Cho Seung-Hui/ Virginia Tech Massacre
Tuesday, April 17, 2007

These words threw me off "You forced me into a corner and gave me only one option" - I wrote nearly the same words in my article sent to New York times on 4/11/07, that dealing with terrorists, we have to give options.

"You had a hundred billion chances and ways to have avoided today," Cho says in one, with a snarl on his lips. "But you decided to spill my blood. You forced me into a corner and gave me only one option. The decision was yours. Now you have blood on your hands that will never wash off."

This is one event, that should spring debates about depression, terrorism and extremism.
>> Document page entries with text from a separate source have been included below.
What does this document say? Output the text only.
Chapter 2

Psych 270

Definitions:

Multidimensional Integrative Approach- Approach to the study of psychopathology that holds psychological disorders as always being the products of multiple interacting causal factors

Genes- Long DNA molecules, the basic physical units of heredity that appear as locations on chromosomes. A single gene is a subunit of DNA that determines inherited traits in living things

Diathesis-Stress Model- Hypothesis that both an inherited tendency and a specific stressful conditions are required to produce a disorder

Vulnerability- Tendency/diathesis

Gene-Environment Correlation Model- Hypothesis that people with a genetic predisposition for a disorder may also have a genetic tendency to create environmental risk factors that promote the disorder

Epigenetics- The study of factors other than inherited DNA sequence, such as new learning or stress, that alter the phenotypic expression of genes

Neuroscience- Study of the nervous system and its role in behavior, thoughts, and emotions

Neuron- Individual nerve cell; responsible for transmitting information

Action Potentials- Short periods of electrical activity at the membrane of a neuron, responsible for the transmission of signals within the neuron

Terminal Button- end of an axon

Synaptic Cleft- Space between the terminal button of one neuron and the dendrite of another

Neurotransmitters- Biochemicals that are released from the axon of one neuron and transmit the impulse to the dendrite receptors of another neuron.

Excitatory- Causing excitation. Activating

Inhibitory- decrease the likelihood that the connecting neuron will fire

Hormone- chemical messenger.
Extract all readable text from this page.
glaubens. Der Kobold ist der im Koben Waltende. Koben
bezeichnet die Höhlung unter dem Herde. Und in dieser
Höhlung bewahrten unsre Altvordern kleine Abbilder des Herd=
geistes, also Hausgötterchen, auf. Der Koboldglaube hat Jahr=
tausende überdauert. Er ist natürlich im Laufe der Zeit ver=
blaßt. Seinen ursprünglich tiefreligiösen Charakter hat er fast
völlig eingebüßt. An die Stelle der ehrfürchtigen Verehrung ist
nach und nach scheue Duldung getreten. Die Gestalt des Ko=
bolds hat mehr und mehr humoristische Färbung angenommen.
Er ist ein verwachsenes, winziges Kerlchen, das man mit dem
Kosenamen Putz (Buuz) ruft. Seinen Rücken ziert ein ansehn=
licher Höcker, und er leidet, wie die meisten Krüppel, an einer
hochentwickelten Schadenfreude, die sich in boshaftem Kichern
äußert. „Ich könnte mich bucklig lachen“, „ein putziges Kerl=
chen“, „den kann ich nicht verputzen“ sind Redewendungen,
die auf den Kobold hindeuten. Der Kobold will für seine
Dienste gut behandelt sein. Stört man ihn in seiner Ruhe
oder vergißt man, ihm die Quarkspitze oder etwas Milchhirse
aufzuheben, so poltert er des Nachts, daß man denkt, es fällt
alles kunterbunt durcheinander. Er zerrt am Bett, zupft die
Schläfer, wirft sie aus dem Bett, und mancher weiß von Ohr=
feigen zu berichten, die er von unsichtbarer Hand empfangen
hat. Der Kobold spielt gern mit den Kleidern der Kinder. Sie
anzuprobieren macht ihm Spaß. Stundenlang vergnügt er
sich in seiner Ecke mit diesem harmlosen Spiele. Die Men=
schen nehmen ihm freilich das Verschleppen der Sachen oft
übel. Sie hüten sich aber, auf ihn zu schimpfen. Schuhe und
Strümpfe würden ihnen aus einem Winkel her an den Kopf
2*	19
There is quite a lot to think.


Police: VT killer's video doesn't add much
http://www.dallasnews.com/sharedcontent/dws/news/nation/stories/041907dnnatvatechnbc.20e4f9db.html

BLACKSBURG, Va. — The disturbing video of an armed Cho Seung-Hui delivering a snarling tirade about rich "brats" and their "hedonistic needs" had some marginal value to the official investigation, but it didn't add much that police didn't already know, State Police said Thursday.

The self-made video and photos of Cho pointing guns as if he were imitating a movie poster were mailed to NBC on the morning of the Virginia Tech massacre. A Postal Service time stamp reads 9:01 a.m.—between the two attacks that left 33 people dead.

"This is it. This is where it all ends," Cho says in one videotape, in which he appears to be more melancholy than angry. "What a life it was. Some life."

Cho, 23, speaks in a harsh monotone in other videotaped rants, but it isn't clear to whom he is speaking. Some of his photos resemble scenes from a South Korean movie in Chan-wook Park's "Vengeance Trilogy."
"You had a hundred billion chances and ways to have avoided today," Cho says in one, with a snarl on his lips. "But you decided to spill my blood. You forced me into a corner and gave me only one option. The decision was yours. Now you have blood on your hands that will never wash off."

NBC said the package contained a rambling and often incoherent 23-page written statement, 28 video clips and 43 photos. It was given to State Police but contained little that they didn't already know, Col. Steve Flaherty said.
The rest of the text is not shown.